Convention 190, supplemented by Recommendation 206, is the first ever legally binding international standard for workers, which deals solely with the issue of violence at work.
Around 6,300 delegates, representing governments, workers and employers from the agency’s 178 member states, attended the International Labour Conference held in Geneva in the centenary year of the International Labour Organisation (ILO) from 10-21 June 2019. Of the 476 delegates given voting rights, 439 voted for the adoption of the standard, seven voted against, and 30 abstained. These votes brought this historic international standard into existence.
How did we get here?
Convention 190 is an international standard that was long overdue. The issue of addressing violence at work became part of the ILO agenda in 2015, after a continuous global campaign and lobbying by Global Unions and civil society organisations. In the campaign to secure the Convention, ITF affiliates in all regions made a significant contribution, through national lobbying of governments, campaigning to raise awareness and support, and providing evidence about the impact of violence against women transport workers. ITF Women had a strong delegation at the ILC discussions in 2018 and 2019, playing an important role within the workers’ group to achieve the language that is critical for transport workers.
What does it include?
The Convention was won at a time when global movements like #Metoo and #Timesup have been shifting the paradigm of how we respond to the issue of violence, how we engage with institutions on the issue of violence, and how we set accountability reaffirming that personal is political! The new ILO standard addresses the need for accountability and creates a mechanism for an institutional response to violence.
In order to do that, Convention 190 does three important things:
- Firstly, it defines what violence and harassment means – the line between violence and harassment is often blurred. The Convention defines harassment and violence under one definition and sees it as a range of behaviours. It also includes gender-based violence and harassment.
- Then, it deals with who is protected by the Convention – this truly inclusive Convention identifies the right of everyone to a world of work free from violence and harassment. It covers interns, volunteers and job seekers along with employees. Furthermore, it applies to all sectors, whether private or public, both in the formal and informal economy, and in urban or rural areas. Transport is particularly recognised.

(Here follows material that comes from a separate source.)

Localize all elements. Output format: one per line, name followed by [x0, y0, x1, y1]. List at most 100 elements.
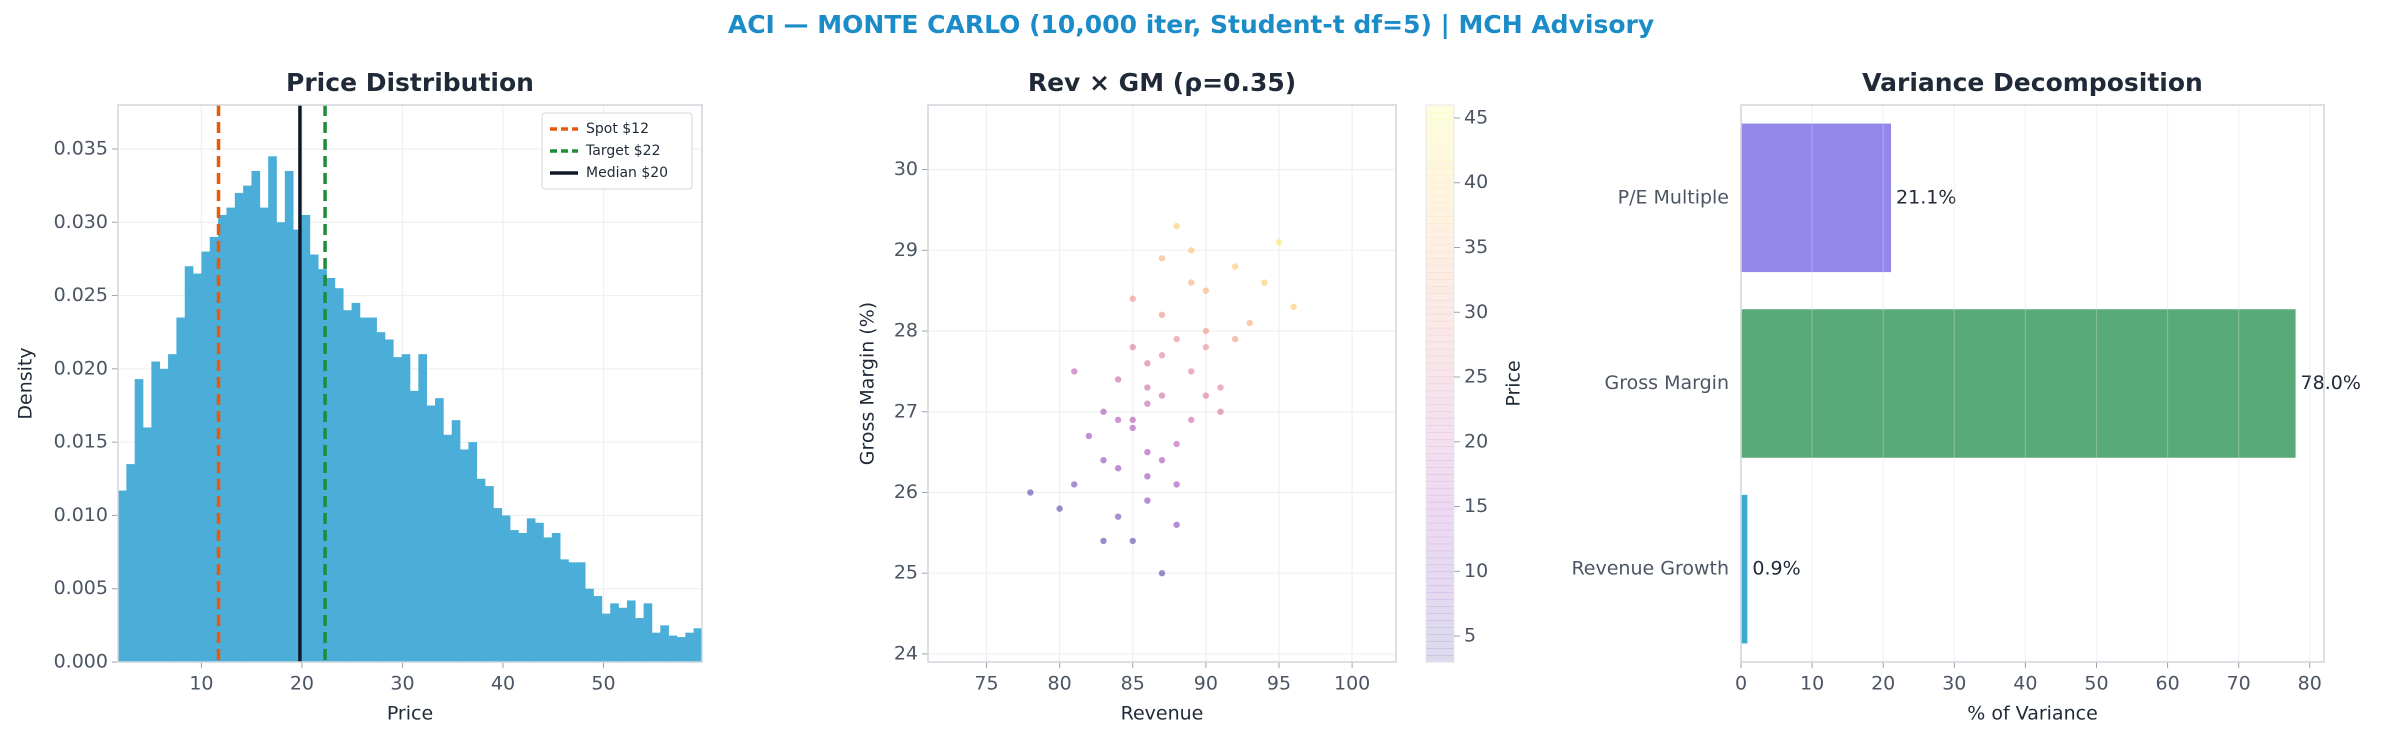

- And it looks at what a workplace is – and makes it clear that the world of work goes beyond the workplace, and includes incidents in the course of, linked with or arising out of work – including places where the worker uses sanitary facilities, and when commuting to and from work. This is a significant achievement for all transport workers.
The Convention also addresses third party violence to ensure accountability. This is crucial with the changing nature of jobs, the rapidly growing gig economy and a very large number of unorganised workers. It also recognises the effects of domestic violence and the need to mitigate the impact of domestic violence in the world of work.
What do we need now?
We have come a long way and there is a lot to celebrate, but our work is far from over! The Convention is a historic opportunity to shape a future of work based on dignity and respect, free from violence and harassment. To make this powerful document a living reality, we need governments to ratify and implement the Convention and Recommendation. We need to continue lobbying for broad ratification of the Convention.
How do we do it?
The ratification campaign needs to be rooted in local actions to lobby governments. We need to make continued efforts to spread awareness, to work collectively with alliances, and to integrate the Convention’s language in union policies and in our workplace agreements. We should utilise every opportunity to start a dialogue about Convention 190!